Dein wichtigster Baustein dafür: Du verzichtest auf Kompromisse, setzt nur auf Edelkomponenten wie bei deinem Öhlins-Fahrwerk. Bis aufs Ansprechverhalten der Gabel ein Feedback-Wahnsinn. Deine Sitzposition mit dem breiteren Lenker, dem schmaler ausgeführten Tank und der neu geformten Bank definiert Naked-Bike-Standard. Da passt alles für akrobatische Turnübungen oder lässig-kommodes Gleiten. Beides beherrscht du aus dem Effeff. Nur beim Starten mit dem Keyless-Go-Schlüssel, da sollten deine englischen Schöpfer auf der Insel noch einmal die Entwicklerköpfe zusammenstecken.

Aber das Beste an dir: Du setzt nicht auf das eine Highlight, das dich auszeichnet, sondern bei dir formen die einzelnen Teile ein fulminantes Ganzes. Motor, Fahrwerk, Ausstattung und besonders deine unverkennbare Formensprache prägen deine Persönlichkeit. Du durftest lange reifen und bist nun besser denn je. We salute you!

1. Platz: BMW S 1000 R. Wer ein schnelles, potentes Naked Bike für alle Gelegenheiten mit sportlicher Sitzhaltung sucht, wird bei der BMW fündig. Kann alles und mehr. Kostet mit den ganzen und guten Extras aber auch eine Menge.

2. Platz: KTM 1290 Super Duke R. Ihr Motor ist wie geschaffen für Landstraßenspaß, liefert genau da Power, wo sie nötig ist. Ein kerniges Motorrad, das auch im Alltag besteht, dessen Fahrwerk aber nicht auf dem Niveau der anderen arbeitet.

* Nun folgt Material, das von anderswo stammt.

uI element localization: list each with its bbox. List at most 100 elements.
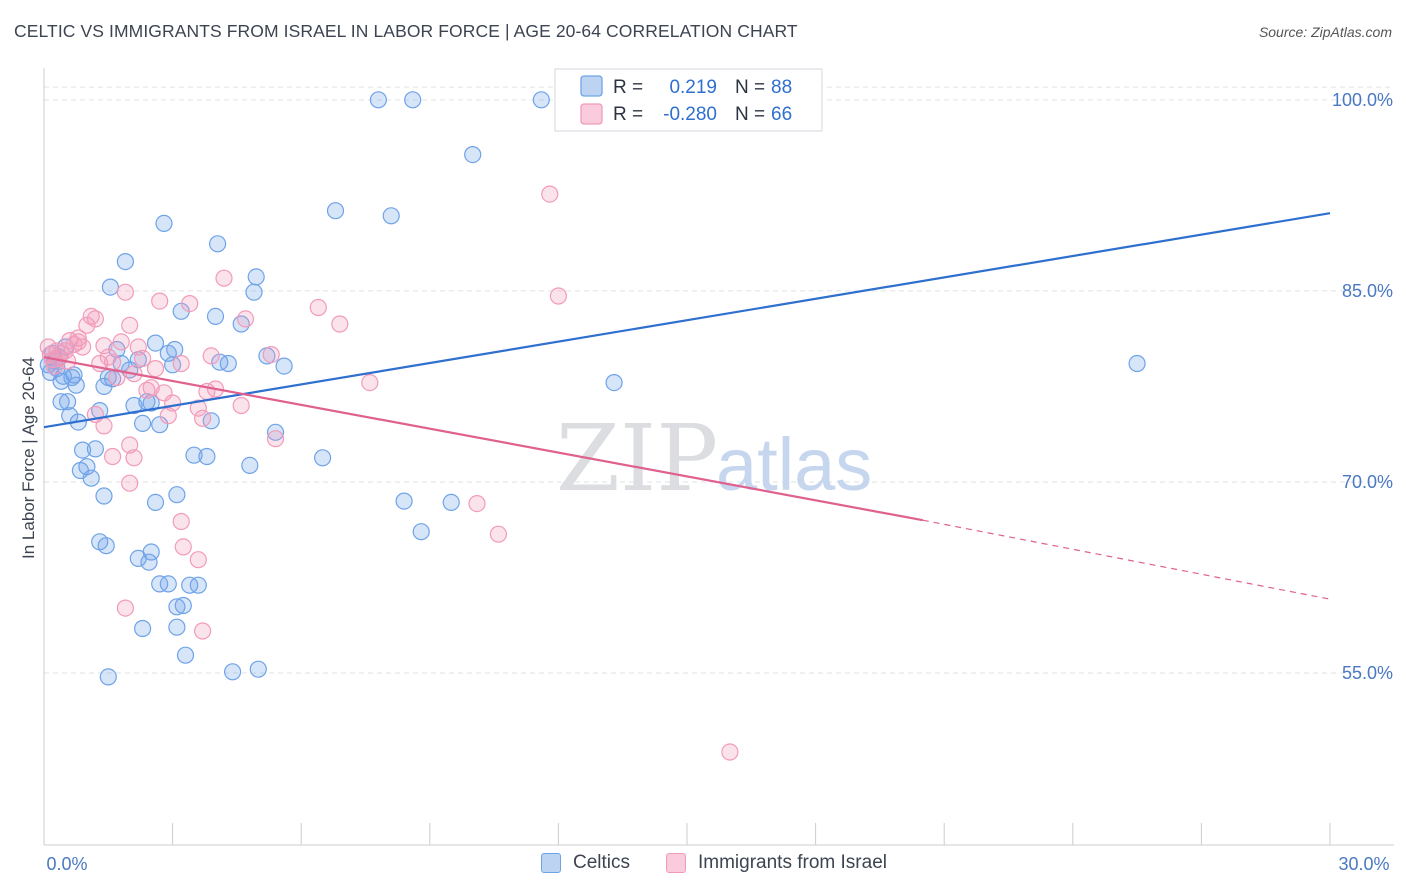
trend-line-celtics bbox=[43, 212, 1331, 429]
legend-n-label-1: N = bbox=[735, 77, 765, 98]
point-celtics-16 bbox=[73, 441, 92, 459]
chart-title: CELTIC VS IMMIGRANTS FROM ISRAEL IN LABO… bbox=[14, 21, 798, 41]
point-israel-57 bbox=[116, 599, 135, 617]
point-israel-39 bbox=[202, 347, 220, 365]
point-israel-32 bbox=[159, 407, 177, 425]
point-israel-41 bbox=[215, 269, 233, 287]
point-israel-56 bbox=[194, 622, 212, 640]
legend-r-value-2: -0.280 bbox=[663, 104, 717, 125]
point-celtics-31 bbox=[134, 414, 152, 432]
point-celtics-35 bbox=[151, 416, 169, 434]
point-celtics-58 bbox=[369, 91, 387, 109]
point-celtics-12 bbox=[65, 366, 83, 384]
point-celtics-29 bbox=[125, 396, 143, 415]
point-celtics-68 bbox=[52, 393, 70, 411]
x-tick-label-min: 0.0% bbox=[46, 854, 87, 874]
point-israel-37 bbox=[194, 409, 212, 427]
point-israel-20 bbox=[108, 368, 126, 387]
point-celtics-78 bbox=[168, 598, 186, 616]
point-israel-49 bbox=[541, 185, 559, 203]
point-israel-48 bbox=[361, 374, 379, 392]
trend-line-israel bbox=[43, 356, 923, 522]
trend-line-extension-israel bbox=[922, 519, 1331, 600]
point-celtics-40 bbox=[168, 486, 186, 504]
point-celtics-87 bbox=[134, 619, 152, 638]
point-israel-33 bbox=[164, 394, 182, 412]
point-celtics-85 bbox=[224, 663, 242, 681]
point-celtics-33 bbox=[142, 394, 160, 412]
point-israel-23 bbox=[121, 316, 139, 334]
point-celtics-76 bbox=[151, 575, 169, 593]
point-celtics-45 bbox=[206, 307, 225, 325]
point-israel-28 bbox=[142, 379, 160, 397]
x-tick-label-max: 30.0% bbox=[1338, 854, 1389, 874]
point-israel-51 bbox=[468, 495, 486, 513]
legend-n-value-2: 66 bbox=[771, 104, 792, 125]
point-celtics-27 bbox=[116, 253, 135, 271]
point-israel-65 bbox=[69, 333, 87, 351]
series-israel bbox=[39, 185, 739, 761]
point-celtics-56 bbox=[314, 449, 332, 467]
point-celtics-80 bbox=[181, 576, 199, 594]
point-israel-58 bbox=[121, 474, 139, 492]
point-celtics-18 bbox=[82, 469, 100, 487]
celtics-swatch bbox=[541, 853, 561, 873]
point-celtics-73 bbox=[140, 553, 158, 571]
point-celtics-57 bbox=[326, 202, 345, 220]
point-celtics-13 bbox=[67, 376, 85, 394]
point-celtics-51 bbox=[245, 283, 263, 301]
point-celtics-74 bbox=[142, 543, 160, 561]
point-israel-36 bbox=[189, 399, 207, 417]
axes bbox=[43, 68, 1394, 846]
point-israel-61 bbox=[103, 447, 122, 466]
point-israel-46 bbox=[309, 298, 327, 317]
legend-item-israel[interactable]: Immigrants from Israel bbox=[666, 852, 887, 874]
legend-label-israel: Immigrants from Israel bbox=[698, 852, 887, 873]
legend-swatch-israel bbox=[580, 103, 603, 125]
point-israel-11 bbox=[69, 329, 87, 347]
watermark: ZIP atlas bbox=[556, 405, 872, 512]
point-celtics-48 bbox=[219, 354, 237, 373]
point-celtics-84 bbox=[99, 668, 117, 686]
point-celtics-71 bbox=[97, 537, 115, 555]
point-israel-35 bbox=[181, 295, 199, 313]
point-celtics-63 bbox=[442, 493, 460, 511]
point-israel-43 bbox=[236, 310, 255, 328]
point-celtics-39 bbox=[166, 340, 184, 359]
legend-r-label-2: R = bbox=[613, 104, 643, 125]
point-israel-53 bbox=[172, 512, 190, 531]
point-celtics-23 bbox=[101, 278, 120, 296]
point-israel-42 bbox=[232, 396, 250, 415]
point-celtics-9 bbox=[58, 393, 77, 411]
point-israel-64 bbox=[721, 743, 739, 761]
point-israel-62 bbox=[121, 436, 139, 454]
point-israel-60 bbox=[95, 417, 113, 435]
point-israel-63 bbox=[125, 449, 143, 467]
series-celtics bbox=[39, 91, 1146, 686]
point-israel-34 bbox=[172, 354, 190, 373]
point-celtics-50 bbox=[241, 456, 259, 474]
legend-n-value-1: 88 bbox=[771, 77, 792, 98]
watermark-zip: ZIP bbox=[556, 405, 718, 512]
point-celtics-82 bbox=[168, 618, 186, 636]
point-celtics-36 bbox=[155, 214, 173, 232]
point-celtics-52 bbox=[247, 268, 265, 286]
point-celtics-66 bbox=[605, 374, 623, 392]
point-israel-50 bbox=[549, 287, 568, 305]
legend-item-celtics[interactable]: Celtics bbox=[541, 852, 630, 874]
point-israel-21 bbox=[112, 333, 130, 351]
y-tick-label-100: 100.0% bbox=[1332, 90, 1393, 110]
legend-n-label-2: N = bbox=[735, 104, 765, 125]
point-celtics-61 bbox=[404, 91, 422, 109]
legend-r-value-1: 0.219 bbox=[669, 77, 717, 98]
watermark-atlas: atlas bbox=[716, 423, 872, 506]
point-israel-15 bbox=[86, 310, 105, 328]
point-celtics-62 bbox=[412, 523, 430, 541]
trend-lines bbox=[43, 212, 1331, 600]
point-celtics-55 bbox=[266, 423, 285, 441]
point-celtics-77 bbox=[159, 575, 177, 593]
point-celtics-34 bbox=[146, 334, 165, 352]
y-tick-labels: 55.0% 70.0% 85.0% 100.0% bbox=[1332, 90, 1393, 683]
point-israel-45 bbox=[266, 430, 285, 448]
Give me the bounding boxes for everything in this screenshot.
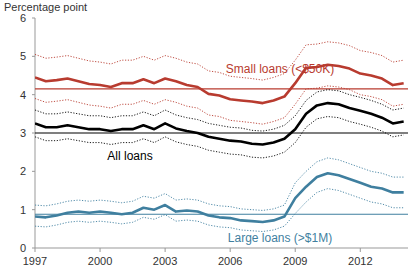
series-label: All loans bbox=[107, 149, 152, 163]
band-line bbox=[35, 86, 404, 124]
y-tick-label: 0 bbox=[20, 242, 26, 254]
y-tick bbox=[32, 94, 35, 95]
band-line bbox=[35, 117, 404, 158]
series-line bbox=[35, 173, 404, 222]
band-line bbox=[35, 189, 404, 232]
series-label: Large loans (>$1M) bbox=[228, 231, 332, 245]
band-line bbox=[35, 42, 404, 80]
x-tick bbox=[360, 248, 361, 252]
y-tick bbox=[32, 56, 35, 57]
y-tick-label: 2 bbox=[20, 165, 26, 177]
x-tick-label: 2006 bbox=[218, 255, 242, 267]
x-tick-label: 2012 bbox=[348, 255, 372, 267]
x-tick bbox=[295, 248, 296, 252]
y-tick bbox=[32, 133, 35, 134]
series-line bbox=[35, 103, 404, 144]
band-line bbox=[35, 158, 404, 211]
x-tick bbox=[100, 248, 101, 252]
x-tick-label: 2009 bbox=[283, 255, 307, 267]
y-tick-label: 3 bbox=[20, 127, 26, 139]
x-tick bbox=[165, 248, 166, 252]
background bbox=[0, 0, 420, 280]
x-tick bbox=[230, 248, 231, 252]
y-tick-label: 5 bbox=[20, 50, 26, 62]
x-tick bbox=[35, 248, 36, 252]
y-tick bbox=[32, 209, 35, 210]
x-axis-line bbox=[35, 248, 408, 249]
x-tick-label: 2000 bbox=[88, 255, 112, 267]
y-axis-label: Percentage point bbox=[4, 1, 87, 13]
series-label: Small loans (<$50K) bbox=[226, 62, 334, 76]
series-line bbox=[35, 65, 404, 103]
band-line bbox=[35, 90, 404, 131]
y-tick-label: 6 bbox=[20, 12, 26, 24]
chart: Percentage point 0 1 2 3 4 5 6 1997 2000 2003 2006 2… bbox=[0, 0, 420, 280]
x-tick-label: 2003 bbox=[153, 255, 177, 267]
plot-area bbox=[35, 42, 408, 232]
reference-line bbox=[35, 88, 408, 89]
y-tick-label: 1 bbox=[20, 204, 26, 216]
y-tick bbox=[32, 171, 35, 172]
y-tick bbox=[32, 18, 35, 19]
y-tick-label: 4 bbox=[20, 89, 26, 101]
reference-line bbox=[35, 132, 408, 133]
x-tick-label: 1997 bbox=[23, 255, 47, 267]
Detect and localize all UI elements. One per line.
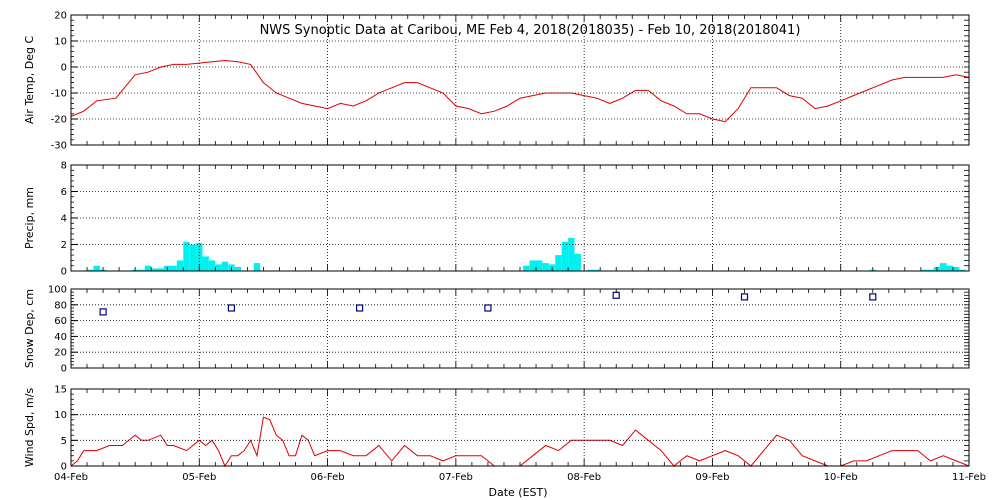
wind-speed-frame [70, 388, 970, 467]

2. Platz: Triumph Speed Triple 1200 RS. Am Ende reicht’s für die Triumph nur zum zweiten Rang. Macht aber nichts, weil die Speedy unterm Strich auch ohne optionale Extras richtig viele Punkte sammelt – und das zum günstigsten Anschaffungspreis.

3. Platz: Ducati Streetfighter V4 S. Das radikalste Motorrad. Gleichzeitig schnell und doch nicht – und vor allem teuer. Zum hohen Anschaffungspreis kommt ein unzeitgemäßer Verbrauch, der auch die Reichweite schmälert. Enthusiasten-Gerät.